Dopo l’addio di Schifani, Renzi teme l’effetto domino sul governo

20 Lug 2016 13:07 - di Giacomo Fabi

Prima o poi doveva accadere in un partito che si chiama (Nuovo) Centrodestra e sta al governo con la sinistra. Doveva accadere, prima o poi, che il (falso) mito della governabilità sgombrasse il campo per dare libero sfogo alla (reale) esigenza di salvare la poltrona. E ora che sta accendo – o, meglio, è accaduto – con Renato Schifani che lascia l’incarico di presidente dei senatori del Ncd per strizzare l’occhietto a Berlusconi, la sopravvivenza politica di Angelino Alfano e dei suoi fedelissimi rischia di diventare una vera emergenza per l’intero governo Renzi.

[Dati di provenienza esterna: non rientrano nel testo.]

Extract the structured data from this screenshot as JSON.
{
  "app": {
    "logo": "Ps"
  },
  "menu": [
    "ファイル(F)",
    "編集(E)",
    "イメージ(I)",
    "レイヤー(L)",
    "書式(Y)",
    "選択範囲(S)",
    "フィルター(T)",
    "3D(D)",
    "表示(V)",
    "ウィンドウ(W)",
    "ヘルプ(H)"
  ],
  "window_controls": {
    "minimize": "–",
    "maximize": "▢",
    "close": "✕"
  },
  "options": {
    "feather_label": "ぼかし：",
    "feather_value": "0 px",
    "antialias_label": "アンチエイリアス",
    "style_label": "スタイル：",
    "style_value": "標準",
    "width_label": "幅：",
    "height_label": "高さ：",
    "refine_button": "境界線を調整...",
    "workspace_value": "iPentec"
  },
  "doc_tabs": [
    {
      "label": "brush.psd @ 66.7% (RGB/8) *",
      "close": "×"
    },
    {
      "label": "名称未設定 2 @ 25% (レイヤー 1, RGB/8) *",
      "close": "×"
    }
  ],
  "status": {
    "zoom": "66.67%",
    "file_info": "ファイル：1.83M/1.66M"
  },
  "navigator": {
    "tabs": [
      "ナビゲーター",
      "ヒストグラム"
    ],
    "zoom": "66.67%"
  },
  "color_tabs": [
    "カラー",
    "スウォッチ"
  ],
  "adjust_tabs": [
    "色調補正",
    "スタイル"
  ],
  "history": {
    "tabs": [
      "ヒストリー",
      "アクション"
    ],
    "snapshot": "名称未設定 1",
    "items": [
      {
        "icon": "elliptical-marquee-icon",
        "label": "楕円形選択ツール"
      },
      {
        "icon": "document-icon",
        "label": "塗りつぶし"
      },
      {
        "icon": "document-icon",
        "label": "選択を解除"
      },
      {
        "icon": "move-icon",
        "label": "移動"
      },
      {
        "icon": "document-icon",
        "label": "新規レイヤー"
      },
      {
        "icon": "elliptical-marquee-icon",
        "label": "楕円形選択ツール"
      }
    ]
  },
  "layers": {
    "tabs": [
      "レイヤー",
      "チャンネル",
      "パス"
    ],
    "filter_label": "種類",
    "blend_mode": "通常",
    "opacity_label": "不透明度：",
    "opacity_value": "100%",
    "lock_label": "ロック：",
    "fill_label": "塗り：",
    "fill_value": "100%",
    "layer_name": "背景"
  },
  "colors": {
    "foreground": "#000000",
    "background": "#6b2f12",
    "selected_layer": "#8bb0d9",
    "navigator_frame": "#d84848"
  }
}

Con Schifani altri 10 senatori

Vero è che Schifani ha detto e ridetto che seguirà disciplinatamente le indicazioni del nuovo capogruppo, ma è altrettanto incontestabile che il suo status è ormai quello di dissidente rispetto alla linea politica del leader. Che tradotto vuol dire che presto o tardi comincerà a votare in maniera difforme dal partito. E con lui – sussurrano fonti bene informate – almeno altri dieci senatori. A Palazzo Madama i numeri della maggiornza sono quelli che sono, molto risicati. La possibilità che si assottigli ancora rischia di vanificare i funambolismi di Denis Verdini e del viceministro Enrico Zanetti entrambi impegnati nel rastrellare senatori al fine di puntellare Renzi. Il quale, al momento, ostenta indifferenza per il travaglio del suo alleato, ma è il primo a sapere che l’apertura di un fronte sulla tenuta della maggioranza dopo quello, già rovente, interno al Pd lo farebbe arrivare stremato al referendum di autunno. L’arrivo del “generale agosto” lo farà respirare per un paio di settimane ma dopo – se Renzi vorrà evitare di finire stritolato sui due fronti – dovrà decidersi a mettere mano all’Italicum elettorale.

Per salvarsi Renzi deve gettare via l’Italicum

Che è poi è l’sos che gli ha lanciato, a nome degli alfaniani ortodossi, Fabrizio Cicchitto, nel ribadire la necessità di far dare vita a un soggetto «distante dall’attuale centrodestra» e «distinto» dal Pd di Renzi: «Quest’area di centro – ha detto – deve anche porre il problema di una modifica della legge elettorale sulla quale si è aperto un dibattito anche all’interno del Pd e non solo da parte della minoranza ma con contributi anche di esponenti della maggioranza».